ÖĞRETMENLER GÜNÜ

Kesin tarihi bilinmemekle birlikte yüz yıl içinde günü kutlanmayan meslek dalı kaldı mı bilmiyorum. Bunlardan biri de öğretmenler günüdür. 12 Eylül darbesi ile birlikte bir general olan Hasan Sağlam’ın Millî Eğitim Bakanlığı döneminde böyle bir gün kutlanmaya başlanmıştır. Dayanak olarak da Atatürk’ün yeni harfleri kabulü ile kendisine verilen Başöğretmenlik ünvanı dır. Darbe yöneticilerin gerekçeleri arasında olan Atatürkçülük bu konuda da kendisini göstermiş ve o günden bugüne kutlanmaktadır. Her vilayetten yılın öğretmeni seçilir ve seçilenler Ankara’ya giderek en yüksek makamları ziyaret ederek ağırlanıp çeşitli hediyelerle dönmektedirler. Bu uygulama halen devam ediyor mu bilmiyorum. İllerde çeşitli etkinliklerle ve programlar icra edilirdi.

    Sonradan öğretmenlerin sendikalaşması ile her sendika alternatif kutlama faaliyeti yapmaktadırlar. Verdikleri beyanatlar bile birbirinden ayrıdır. 1739 sayılı Millî eğitim Temel Kanunu ise sadece kanun olarak durmakta olduğu açıktır. Keyfi uygulamalar millî birliğimiz için tehdit oluşturduğunu anlamamız lazımdır. Varsa kanunun eksikliklerini düzeltelim. Yoksa kanunun ruhuna uyarak geleceğimizi karartmayalım. OECD ülkeleri arasında eğitim seviyemizin halini bakanlığın sayfalarında bulmak mümkündür. Her yeni bakanın keyfine, fikrine ve şahsi hesaplarına göre eğitim politikaları dünyanın neresinde vardır?1739 saylı kanunun öğretmenlik mesleği ile ilgili hedefler esas alınmalıdır. Sadece öğretmen yetiştiren okullardan öğretmen alımı yapılmalıdır. En kolay meslek nazarı ile bakılan meslek olmaktan çıkarılmalıdır. Öğretmenlik siyasi polemik konusu istihdam kapısı olmaktan çıkarılmalıdır. Esasında öğretmenlik hayatımıza 16 Mart 1848’ de Dar’ül Muallimin okulunun açılması ile girmiştir. Uzun yıllar Muallim olarak nitelendirilmiş ve daha sonra öğretmen olarak değiştirilmiştir. Esasında Öğretmenler Günü kutlamasını bu tarihin esas alınması daha isabetli olacaktır. Ancak, ne yazık ki artık öğretmen okullarından bahsetmek mümkün değildir. Kapatıldılar. Şimdiki öğretmenler arasında ‘Öğretmenler Marşı’ nı bilip okuyan var mıdır?

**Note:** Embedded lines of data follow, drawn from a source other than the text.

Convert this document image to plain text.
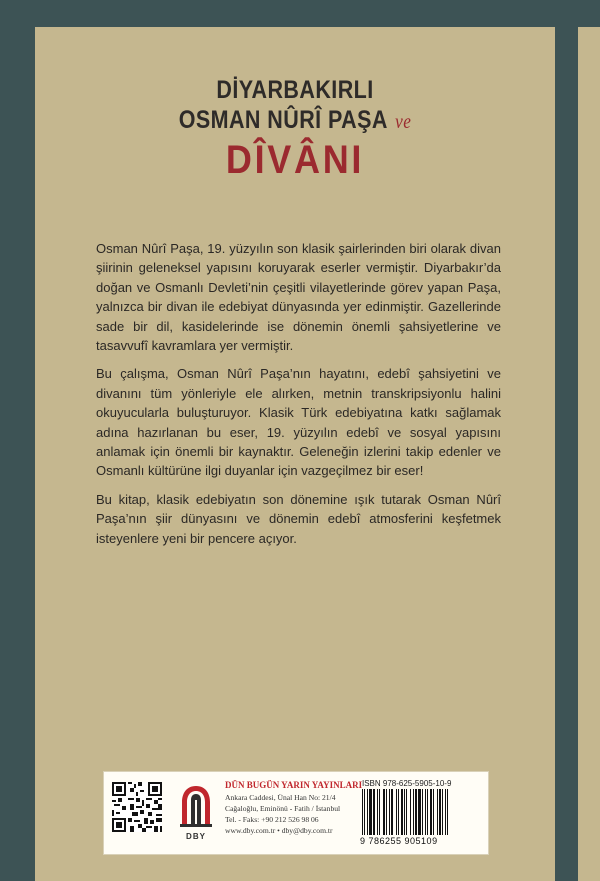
DİYARBAKIRLI
OSMAN NÛRÎ PAŞA ve
DÎVÂNI

Osman Nûrî Paşa, 19. yüzyılın son klasik şairlerinden biri olarak divan şiirinin geleneksel yapısını koruyarak eserler vermiştir. Diyarbakır’da doğan ve Osmanlı Devleti’nin çeşitli vilayetlerinde görev yapan Paşa, yalnızca bir divan ile edebiyat dünyasında yer edinmiştir. Gazellerinde sade bir dil, kasidelerinde ise dönemin önemli şahsiyetlerine ve tasavvufî kavramlara yer vermiştir.

Bu çalışma, Osman Nûrî Paşa’nın hayatını, edebî şahsiyetini ve divanını tüm yönleriyle ele alırken, metnin transkripsiyonlu halini okuyucularla buluşturuyor. Klasik Türk edebiyatına katkı sağlamak adına hazırlanan bu eser, 19. yüzyılın edebî ve sosyal yapısını anlamak için önemli bir kaynaktır. Geleneğin izlerini takip edenler ve Osmanlı kültürüne ilgi duyanlar için vazgeçilmez bir eser!

Bu kitap, klasik edebiyatın son dönemine ışık tutarak Osman Nûrî Paşa’nın şiir dünyasını ve dönemin edebî atmosferini keşfetmek isteyenlere yeni bir pencere açıyor.

DBY
DÜN BUGÜN YARIN YAYINLARI
Ankara Caddesi, Ünal Han No: 21/4
Cağaloğlu, Eminönü - Fatih / İstanbul
Tel. - Faks: +90 212 526 98 06
www.dby.com.tr • dby@dby.com.tr
ISBN 978-625-5905-10-9
9 786255 905109
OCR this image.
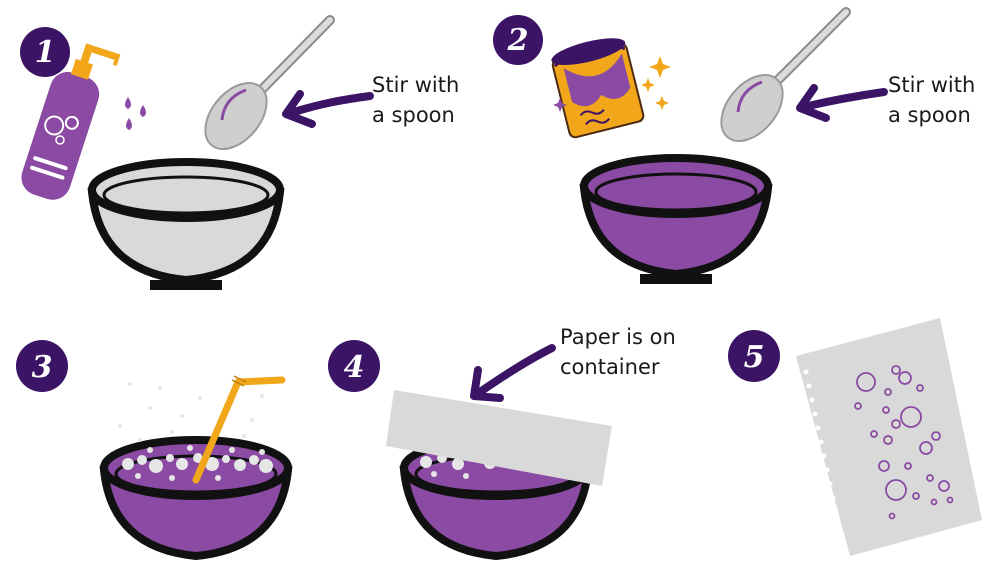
1
Stir with
a spoon
2
Stir with
a spoon
3	4
Paper is on
container	5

    Bütçe imkânları daha öncelikli konulara aktarıldığından artarak devam eden öğretmen ihtiyacını karşılanması ötelenmektedir. Dahası maliyeti daha az olduğundan ücretli öğretmenlik tercih edilmektedir. Taşeron işçiler kadro alıyor ama ücretli öğretmen kadro alamıyor. Bir sürü garabetin biriktiği bir zaman dilimden geçiyoruz. Gelecek nesilleri yetiştirecek olan öğretmenlerimizi yetiştirecek plan ve programı niçin yapmıyoruz? Bütçe imkânlarının öğretmenler lehine işletilmediği bir dönemde öğretmenlerin mutluluğu tartışma konusudur. Bu tartışmaların daha çok devam edeceği anlaşılmaktadır.

    En sıkıntılı zamanlarda her türlü imkânsızlığın içinde gelecek nesillere canlarını feda ederek ışık olan ülkücü öğretmenlere ihtiyacımız o kadar çok ki. Bir zamanlar yoklukla savaşarak ülkenin en ücra köşelerinde görev yapanlarla terörün kör kurşunlarına göğsünü siper edenlere ihtiyacımız o kadar çok ki. Hain kurşunların hedefi olan Necmettin ve Aybüke gibi diğer bütün şehit öğretmenlerimiz gibi nice öğretmenlerimiz olduğunu biliyorum. Onlara sonsuz rahmetler diliyorum.

    Hiçbir konuda ittifak yapamadığımız bir zaman dilimi yaşıyoruz. Doğru yapılanlara da yanlış olanlara da doğru dediğimiz bu süre içinde bizi birleştirecek tek konu öğretmenliktir. Öğretmenlik mesleği konusunu önümüze koyup ele almak zorundayız. Bütün öğretmenlerimizin öğretmenler gününü kutluyorum.